Other online video stars are horribly wrong to defend PewDiePie for making "jokes" about killing Jews.

PewDiePie seems to be reveling in the backlash (screen grab from YouTube).
PewDiePie seems to be reveling in the backlash (screen grab from YouTube).

PewDiePie accused The Wall Street Journal of a personal attack.

In case you don’t spend all day online, PewDiePie is the No. 1 YouTuber, period, with a few side projects and even a TV show, so it’s not too surprising that a paper like The Wall Street Journal would know who he is.

The Journal cataloged several videos of Felix Kjellberg, PewDiePie’s real name, being anti-Semitic, including instances of him using images of Hitler as a punch line and paying two men to hold up a sign that reads “Death to All Jews.”

Disney has dropped Kjellberg and YouTube has moved him from the preferred section since the article came out. But, as Philip DeFranco says, this is not the end of PewDiePie. It only draws attention to the YouTuber, and his fan base is too large for this to affect him in any way, shape or form.

Kjellberg isn’t happy, and other known YouTubers, such as DeFranco and Markiplier, Mark Fishbach, have come out in defense of Kjellberg in the unending chant of “It’s just a joke, guys, chill.”

DeFranco has posted two videos on his news channel in defense of PewDiePie, continuing his belief that it was just a joke and that PewDiePie isn’t going down.

Fishbach’s response was to ask everyone to respect each other, but that sentiment did not seem to include respecting any Jewish viewer who might be offended by a Swedish man using Jewish deaths as a joke or, as PewDiePie put it, “a funny meme.” His respect seemed to be reserved for “those that you hate” and, of course, PewDiePie.

If it’s just a joke, what is the problem?

For one thing, it’s not funny. For another, PewDiePie’s audience contains a great many teenagers. These young viewers won’t think critically about “a funny meme.” Because it is phrased as a joke, it’s OK to say, and that is the end of their thinking.

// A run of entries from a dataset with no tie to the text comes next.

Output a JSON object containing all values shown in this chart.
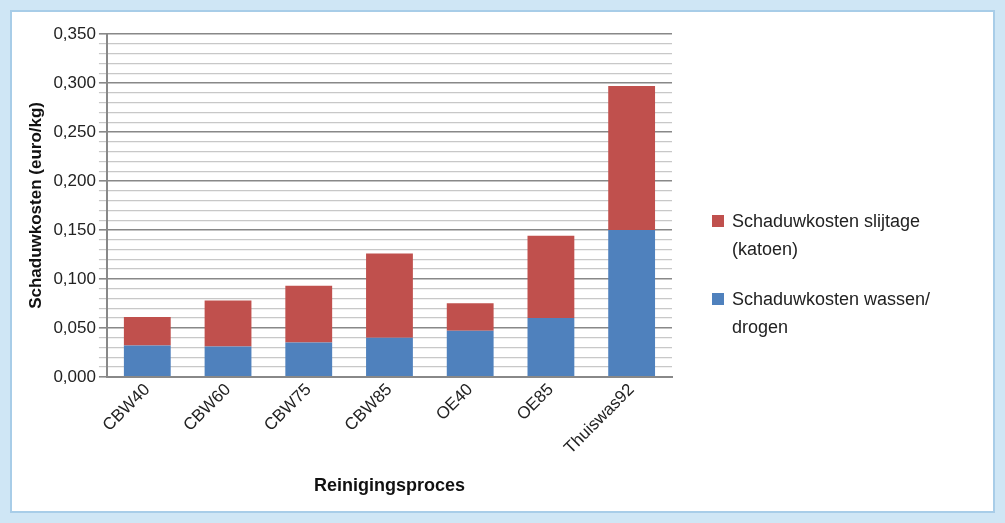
{
  "chart_data": {
    "type": "bar",
    "stacked": true,
    "xlabel": "Reinigingsproces",
    "ylabel": "Schaduwkosten (euro/kg)",
    "categories": [
      "CBW40",
      "CBW60",
      "CBW75",
      "CBW85",
      "OE40",
      "OE85",
      "Thuiswas92"
    ],
    "series": [
      {
        "name": "Schaduwkosten wassen/ drogen",
        "color": "#4f81bd",
        "values": [
          0.032,
          0.031,
          0.035,
          0.04,
          0.047,
          0.06,
          0.15
        ]
      },
      {
        "name": "Schaduwkosten slijtage (katoen)",
        "color": "#c0504d",
        "values": [
          0.029,
          0.047,
          0.058,
          0.086,
          0.028,
          0.084,
          0.147
        ]
      }
    ],
    "ylim": [
      0,
      0.35
    ],
    "yticks": [
      {
        "value": 0,
        "label": "0,000"
      },
      {
        "value": 0.01,
        "label": null
      },
      {
        "value": 0.02,
        "label": null
      },
      {
        "value": 0.03,
        "label": null
      },
      {
        "value": 0.04,
        "label": null
      },
      {
        "value": 0.05,
        "label": "0,050"
      },
      {
        "value": 0.06,
        "label": null
      },
      {
        "value": 0.07,
        "label": null
      },
      {
        "value": 0.08,
        "label": null
      },
      {
        "value": 0.09,
        "label": null
      },
      {
        "value": 0.1,
        "label": "0,100"
      },
      {
        "value": 0.11,
        "label": null
      },
      {
        "value": 0.12,
        "label": null
      },
      {
        "value": 0.13,
        "label": null
      },
      {
        "value": 0.14,
        "label": null
      },
      {
        "value": 0.15,
        "label": "0,150"
      },
      {
        "value": 0.16,
        "label": null
      },
      {
        "value": 0.17,
        "label": null
      },
      {
        "value": 0.18,
        "label": null
      },
      {
        "value": 0.19,
        "label": null
      },
      {
        "value": 0.2,
        "label": "0,200"
      },
      {
        "value": 0.21,
        "label": null
      },
      {
        "value": 0.22,
        "label": null
      },
      {
        "value": 0.23,
        "label": null
      },
      {
        "value": 0.24,
        "label": null
      },
      {
        "value": 0.25,
        "label": "0,250"
      },
      {
        "value": 0.26,
        "label": null
      },
      {
        "value": 0.27,
        "label": null
      },
      {
        "value": 0.28,
        "label": null
      },
      {
        "value": 0.29,
        "label": null
      },
      {
        "value": 0.3,
        "label": "0,300"
      },
      {
        "value": 0.31,
        "label": null
      },
      {
        "value": 0.32,
        "label": null
      },
      {
        "value": 0.33,
        "label": null
      },
      {
        "value": 0.34,
        "label": null
      },
      {
        "value": 0.35,
        "label": "0,350"
      }
    ],
    "grid": "y",
    "legend": "right"
  }
}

I can’t express the heartbreak I feel when I see these professionals, including DeFranco, who has claimed to always look at things from both sides, take a staunch attitude and protect only Kjellberg. They have raised their armies — with their multimillion subscribers, it is an army — to protect a man who said the response to his “Death to All Jews” sign was “nothing but insanity.”

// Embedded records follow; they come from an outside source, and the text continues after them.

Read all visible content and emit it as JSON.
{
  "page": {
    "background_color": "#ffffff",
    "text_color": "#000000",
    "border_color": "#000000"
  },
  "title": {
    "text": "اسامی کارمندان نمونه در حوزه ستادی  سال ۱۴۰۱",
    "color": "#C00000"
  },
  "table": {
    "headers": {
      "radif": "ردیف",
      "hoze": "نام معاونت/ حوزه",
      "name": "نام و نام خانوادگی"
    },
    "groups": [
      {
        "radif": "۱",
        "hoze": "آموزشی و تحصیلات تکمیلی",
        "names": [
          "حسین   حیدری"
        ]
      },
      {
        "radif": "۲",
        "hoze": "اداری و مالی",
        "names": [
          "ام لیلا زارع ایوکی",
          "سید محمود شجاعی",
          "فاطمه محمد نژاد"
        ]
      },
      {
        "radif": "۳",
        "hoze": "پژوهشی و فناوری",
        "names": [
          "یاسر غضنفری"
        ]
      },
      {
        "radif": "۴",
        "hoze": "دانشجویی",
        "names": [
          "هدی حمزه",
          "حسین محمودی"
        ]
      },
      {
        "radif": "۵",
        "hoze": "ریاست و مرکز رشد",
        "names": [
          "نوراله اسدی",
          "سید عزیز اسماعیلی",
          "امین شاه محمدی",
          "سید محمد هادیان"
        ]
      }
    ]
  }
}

I can’t express the heartbreak I feel when I imagine a Jewish teenager, excited to watch his favorite YouTuber, only to find that person paying a man to dress up as Jesus and say, “Hitler did nothing wrong.”

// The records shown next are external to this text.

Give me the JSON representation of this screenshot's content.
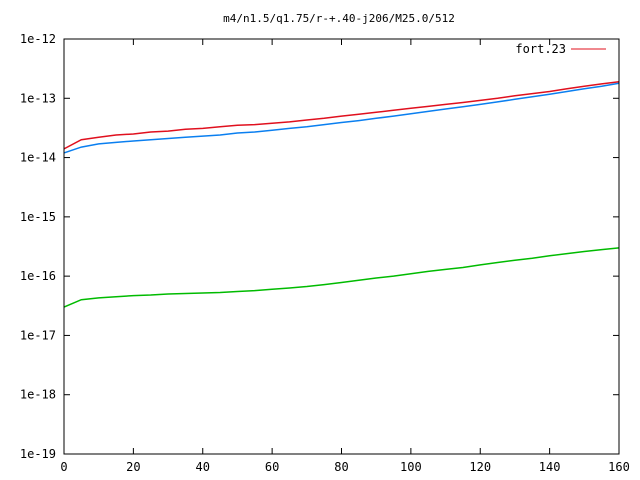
{
  "chart_data": {
    "type": "line",
    "title": "m4/n1.5/q1.75/r-+.40-j206/M25.0/512",
    "xlabel": "",
    "ylabel": "",
    "xlim": [
      0,
      160
    ],
    "ylim": [
      1e-19,
      1e-12
    ],
    "y_scale": "log",
    "grid": false,
    "legend_position": "top-right",
    "x_ticks": [
      0,
      20,
      40,
      60,
      80,
      100,
      120,
      140,
      160
    ],
    "x_tick_labels": [
      "0",
      "20",
      "40",
      "60",
      "80",
      "100",
      "120",
      "140",
      "160"
    ],
    "y_ticks": [
      1e-19,
      1e-18,
      1e-17,
      1e-16,
      1e-15,
      1e-14,
      1e-13,
      1e-12
    ],
    "y_tick_labels": [
      "1e-19",
      "1e-18",
      "1e-17",
      "1e-16",
      "1e-15",
      "1e-14",
      "1e-13",
      "1e-12"
    ],
    "series": [
      {
        "name": "fort.23",
        "color": "#e0101e",
        "legend": true,
        "x": [
          0,
          5,
          10,
          15,
          20,
          25,
          30,
          35,
          40,
          45,
          50,
          55,
          60,
          65,
          70,
          75,
          80,
          85,
          90,
          95,
          100,
          105,
          110,
          115,
          120,
          125,
          130,
          135,
          140,
          145,
          150,
          155,
          160
        ],
        "y": [
          1.4e-14,
          2e-14,
          2.2e-14,
          2.4e-14,
          2.5e-14,
          2.7e-14,
          2.8e-14,
          3e-14,
          3.1e-14,
          3.3e-14,
          3.5e-14,
          3.6e-14,
          3.8e-14,
          4e-14,
          4.3e-14,
          4.6e-14,
          5e-14,
          5.4e-14,
          5.8e-14,
          6.3e-14,
          6.8e-14,
          7.3e-14,
          7.9e-14,
          8.5e-14,
          9.2e-14,
          1e-13,
          1.1e-13,
          1.2e-13,
          1.3e-13,
          1.45e-13,
          1.6e-13,
          1.75e-13,
          1.9e-13
        ]
      },
      {
        "name": "",
        "color": "#0a7ff0",
        "legend": false,
        "x": [
          0,
          5,
          10,
          15,
          20,
          25,
          30,
          35,
          40,
          45,
          50,
          55,
          60,
          65,
          70,
          75,
          80,
          85,
          90,
          95,
          100,
          105,
          110,
          115,
          120,
          125,
          130,
          135,
          140,
          145,
          150,
          155,
          160
        ],
        "y": [
          1.2e-14,
          1.5e-14,
          1.7e-14,
          1.8e-14,
          1.9e-14,
          2e-14,
          2.1e-14,
          2.2e-14,
          2.3e-14,
          2.4e-14,
          2.6e-14,
          2.7e-14,
          2.9e-14,
          3.1e-14,
          3.3e-14,
          3.6e-14,
          3.9e-14,
          4.2e-14,
          4.6e-14,
          5e-14,
          5.5e-14,
          6e-14,
          6.6e-14,
          7.2e-14,
          7.9e-14,
          8.7e-14,
          9.6e-14,
          1.06e-13,
          1.17e-13,
          1.3e-13,
          1.45e-13,
          1.6e-13,
          1.8e-13
        ]
      },
      {
        "name": "",
        "color": "#00bb00",
        "legend": false,
        "x": [
          0,
          5,
          10,
          15,
          20,
          25,
          30,
          35,
          40,
          45,
          50,
          55,
          60,
          65,
          70,
          75,
          80,
          85,
          90,
          95,
          100,
          105,
          110,
          115,
          120,
          125,
          130,
          135,
          140,
          145,
          150,
          155,
          160
        ],
        "y": [
          3e-17,
          4e-17,
          4.3e-17,
          4.5e-17,
          4.7e-17,
          4.8e-17,
          5e-17,
          5.1e-17,
          5.2e-17,
          5.3e-17,
          5.5e-17,
          5.7e-17,
          6e-17,
          6.3e-17,
          6.7e-17,
          7.2e-17,
          7.8e-17,
          8.5e-17,
          9.3e-17,
          1e-16,
          1.1e-16,
          1.2e-16,
          1.3e-16,
          1.4e-16,
          1.55e-16,
          1.7e-16,
          1.85e-16,
          2e-16,
          2.2e-16,
          2.4e-16,
          2.6e-16,
          2.8e-16,
          3e-16
        ]
      }
    ]
  }
}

I can’t express the pain of watching DeFranco, who has promised to always see things from a nonbiased point of view and to later bring out his opinions, post a seven-minute video defending Kjellberg.

Kjellberg does not need the protection. It is clear he can get away with anything, any joke and any action; it is clear he will not be held accountable.

But the rest of us do need the protection, especially the 14-year-old viewers who have just been taught that getting angry over a meme asking an entire minority group to die is just people overreacting.